There's far better arguments than just gut feeling. The goal in marriage law is (or should be) to allow arrangements where there is informed consent and disallow the ones that are forced, coercive or ill-informed. Extreme youth and bestiality are ruled out because they fail the 'informed' part, and possibly the 'consent' part too. Polygamy has a historical record of spectacularly failing the 'consent' part; the vast majority appear to include/require cultural or social coercion.

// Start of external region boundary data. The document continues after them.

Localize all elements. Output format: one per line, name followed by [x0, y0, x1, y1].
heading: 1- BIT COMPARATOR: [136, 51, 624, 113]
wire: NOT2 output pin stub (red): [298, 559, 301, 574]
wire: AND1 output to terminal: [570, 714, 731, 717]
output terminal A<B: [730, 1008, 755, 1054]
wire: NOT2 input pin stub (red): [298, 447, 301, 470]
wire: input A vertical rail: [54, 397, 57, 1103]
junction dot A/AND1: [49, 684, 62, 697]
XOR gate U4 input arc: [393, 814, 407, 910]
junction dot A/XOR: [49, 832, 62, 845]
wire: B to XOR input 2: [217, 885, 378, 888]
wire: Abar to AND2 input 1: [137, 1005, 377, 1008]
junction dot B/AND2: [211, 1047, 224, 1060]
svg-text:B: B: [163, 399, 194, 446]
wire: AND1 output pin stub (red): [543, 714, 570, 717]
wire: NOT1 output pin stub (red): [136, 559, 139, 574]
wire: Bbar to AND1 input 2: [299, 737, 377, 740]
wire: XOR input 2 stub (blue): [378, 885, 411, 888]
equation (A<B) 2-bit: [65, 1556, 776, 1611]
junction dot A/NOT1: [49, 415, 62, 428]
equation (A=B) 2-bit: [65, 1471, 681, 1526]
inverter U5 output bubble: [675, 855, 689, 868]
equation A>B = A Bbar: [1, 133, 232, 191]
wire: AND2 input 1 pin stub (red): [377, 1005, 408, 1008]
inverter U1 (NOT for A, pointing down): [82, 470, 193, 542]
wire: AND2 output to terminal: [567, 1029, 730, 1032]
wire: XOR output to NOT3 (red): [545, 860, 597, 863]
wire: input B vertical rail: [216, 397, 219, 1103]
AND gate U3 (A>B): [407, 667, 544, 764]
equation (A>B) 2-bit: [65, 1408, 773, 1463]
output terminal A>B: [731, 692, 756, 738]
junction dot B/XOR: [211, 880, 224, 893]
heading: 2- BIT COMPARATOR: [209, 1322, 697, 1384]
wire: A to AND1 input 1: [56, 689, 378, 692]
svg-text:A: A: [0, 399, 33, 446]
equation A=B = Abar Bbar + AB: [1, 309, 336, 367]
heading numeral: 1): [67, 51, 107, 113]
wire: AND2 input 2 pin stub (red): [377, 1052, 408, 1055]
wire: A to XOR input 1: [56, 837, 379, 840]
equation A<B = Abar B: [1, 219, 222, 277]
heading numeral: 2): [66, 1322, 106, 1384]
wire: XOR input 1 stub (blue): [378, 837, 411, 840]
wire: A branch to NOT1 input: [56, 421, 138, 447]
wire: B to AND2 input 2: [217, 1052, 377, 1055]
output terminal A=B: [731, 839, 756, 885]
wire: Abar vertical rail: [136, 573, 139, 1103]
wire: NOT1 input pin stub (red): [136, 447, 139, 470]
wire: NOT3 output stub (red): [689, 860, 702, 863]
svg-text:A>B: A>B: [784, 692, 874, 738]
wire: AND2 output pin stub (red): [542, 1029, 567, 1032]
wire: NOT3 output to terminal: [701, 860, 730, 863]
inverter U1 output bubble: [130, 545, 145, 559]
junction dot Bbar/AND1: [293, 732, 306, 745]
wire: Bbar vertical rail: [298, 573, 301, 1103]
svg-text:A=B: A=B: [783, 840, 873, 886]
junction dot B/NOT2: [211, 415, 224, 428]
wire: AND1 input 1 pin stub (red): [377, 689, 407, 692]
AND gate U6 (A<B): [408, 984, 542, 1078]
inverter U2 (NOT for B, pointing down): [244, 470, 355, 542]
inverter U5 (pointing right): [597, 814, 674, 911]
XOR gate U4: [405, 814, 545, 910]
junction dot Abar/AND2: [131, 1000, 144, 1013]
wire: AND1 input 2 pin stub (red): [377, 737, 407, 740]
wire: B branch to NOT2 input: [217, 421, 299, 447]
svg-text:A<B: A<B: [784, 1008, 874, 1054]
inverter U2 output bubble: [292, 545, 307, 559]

I would actually be okay with polygamy if the age limit was set high, like 30. IMO that would prevent a lot of the historically misogynistic forms of it from appearing. But with our marriage limits set at 16-18, there's just way too much potential for the abuse and coercion of young women. We see what happens when polygamy is allowed, and it isn't generally a group of like-aged mature adults all happily agreeing to live together. If we allowed polygyny, that would be 1% of it, and the other 99% would be treating young women like property.

Re Eric

It might also have sent a message to the 3 judge panel in the 5th Circuit, namely don't rock the boat.